Les histoires de femmes dans notre pays, et plus généralement dans les pays arabo-musulmans, sont toutes, pour la plupart, chargées de tristesse et, bien souvent de drames. Rarement, elles se retrouvent joyeuses ou en position dominante. Et, même, si pour les moudjahidate, elles étaient là, bien présentes dans le combat libérateur, on nous rappelle toujours qu’il y avait un «homme» derrière. Elle n’était là que pour l’aider, le soutenir, le nourrir, le soigner, exécuter son plan Et, chaque fois qu’un espace ou un moment de liberté est gagné, il est vite récupéré, brutalement ou subtilement, par les mâles qui restent, toujours, les détenteurs et les distributeurs de pouvoir, de postes, d’avantages. Avec l’aide, parfois, de femmes encore ignorantes de leur statut d’ «opprimées» Bien sûr, de nos jours, les choses ont (légèrement) évolué. Mais, jusqu’à nos jours, dans certains milieux, la situation n’a fait qu’empirer chaque avancée de la femme rendant encore plus forcenés la rage et le machisme des hommes.
Zahra Farah a réussi le tour de force d’écrire un véritable roman qui raconte avec simplicité et vérité une histoire de femmes, somme toute banale (en quelque sorte, «vie et mort de femmes en Algérie profonde»), certes avec pour toile de fond la Seconde Guerre mondiale, mais symbolique d’une oppression qui dure depuis des siècles et qui se perpétue encore sous d’autres formes, sous couvert du sens du devoir et de la fierté ancestrale. A l’époque, l’école ainsi que le travail ne permettaient pas une certaine autonomie (ou la libération du joug machiste comme aujourd’hui) Seule issue : s’éloigner, fuir en un ailleurs plus libérateur (du moins en apparence)
Avis : Se lit en très peu de temps… Finit en une autre impasse. Roman presqu’incomplet. En espérant une suite. «L’adieu au Rocher II», pourquoi pas ?
Phrase à méditer : «C’est une petite fille lui (la nouvelle maman) confia-t-elle d’un ton maussade. Au bout d’un instant, elle (la sage-femme) ajouta comme un sombre présage : «sa vie va être bien difficile»
Histoire de ma vie.
Récit autobiographique de Fadhma Aith Mansour Amrouche (Préfaces de Vincent Monteil et de Kateb Yacine). Editions Mehdi, Tizi Ouzou 2009 (Paru chez Maspéro en 1968, chez La Découverte en 1991 et chez La Découverte-Syros en 2000) 221 pages, 400 dinars
C’est, selon l’expression d’un des préfaciers, Vincent Monteil, «Une vie.
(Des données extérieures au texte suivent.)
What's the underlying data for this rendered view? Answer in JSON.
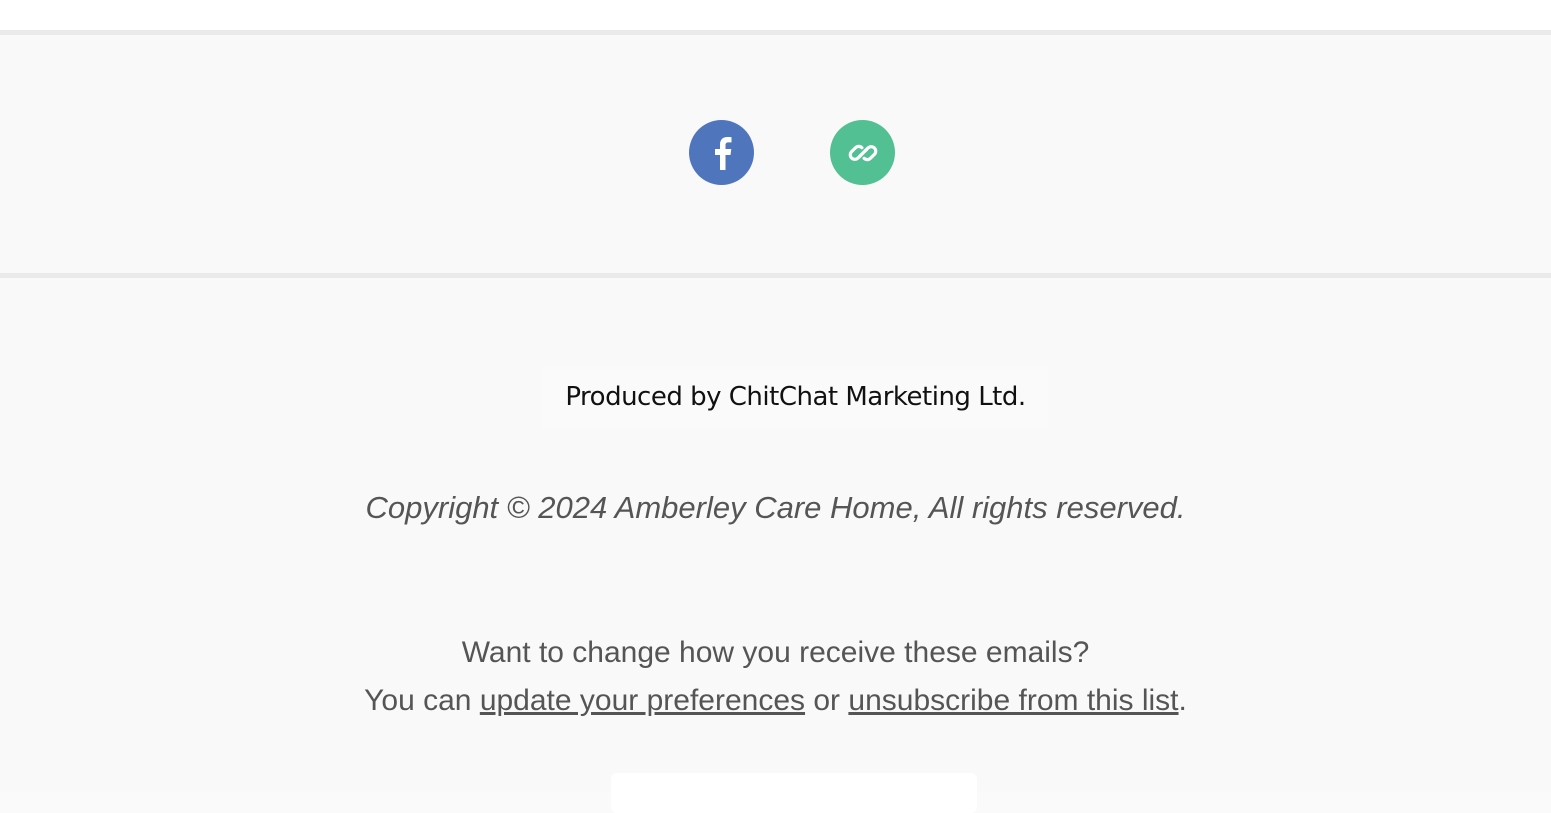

Une simple vie, écrite avec limpidité par une grande dame kabyle, d’abord en 1946, puis en 1962, avant que la mort ne vienne la prendre en Bretagne, le 9 juillet 1967, à quatrevingt-cinq ans». C’est la vie de la maman de Taos et de Jean Amrouche. Elle raconte tout, dans les moindres détails : sa naissance, son enfance de «fille naturelle», rejetée par une «société close», impitoyable, son baptême (1899), sa scolarité (elle fut une des toutes premières «indigènes» à fréquenter l’école française en Kabylie et «cela fit scandale», la vie des kabyles chrétiens (mal à l’aise, à peine tolérés, déchirés entre les fidélités contradictoires), ses exils intérieurs et à l’étranger (en Tunisie), la vie quotidienne dure… très dure (Kateb Yacine dira que «ce n’est plus un pays, c’est un orphelinat») d’autant qu’elle n’a jamais accepté d’être «le bonne de personne (les colons cela s’entend), surtout en pays kabyle» – et, surtout, la fierté d’avoir des enfants qu’elle a aimés par-dessus tous…avec sa Kabylie qu’elle n’a quitté avec regret car désormais toute seule – qu’après le décès de son époux, en décembre 1958 .
Comme ses enfants Taos et El Mouhoub, c’est un «être-frontière» entre les deux rives de la Méditerranée, comme on voudrait tellement qu’il en existât tant de nos jours. Kateb Yacine le dit si bien: «Le livre ( ) porte l’appel de la tribu, une tribu comme la mienne, la nôtre, une tribu plurielle et pourtant singulière, exposée à tous les courants et cependant irréductible, où s’affrontent sans cesse l’Orient et l’Occident, l’Algérie et la France, la Croix et le Croissant, l’Arabe et le Berbère, la montagne et le Sahara, le Maghreb et l’Afrique, et bien d’autres choses encore…un arbre de jouvence inconnu des civilisés, piètres connaisseurs de tout acabit qui se sont tous piqués à cette figue de barbarie, la famille Amrouche»
Avis : A lire absolument. Car, c’est «un défi aux bouches cousues». A mon sens, elle est plus que digne de figurer au Panthéon des femmescourage, des femmes-repère de ce pays. Et, comme le dit Kateb Yacine «qu’on ne vienne pas me dire : Fathma était chrétienne !»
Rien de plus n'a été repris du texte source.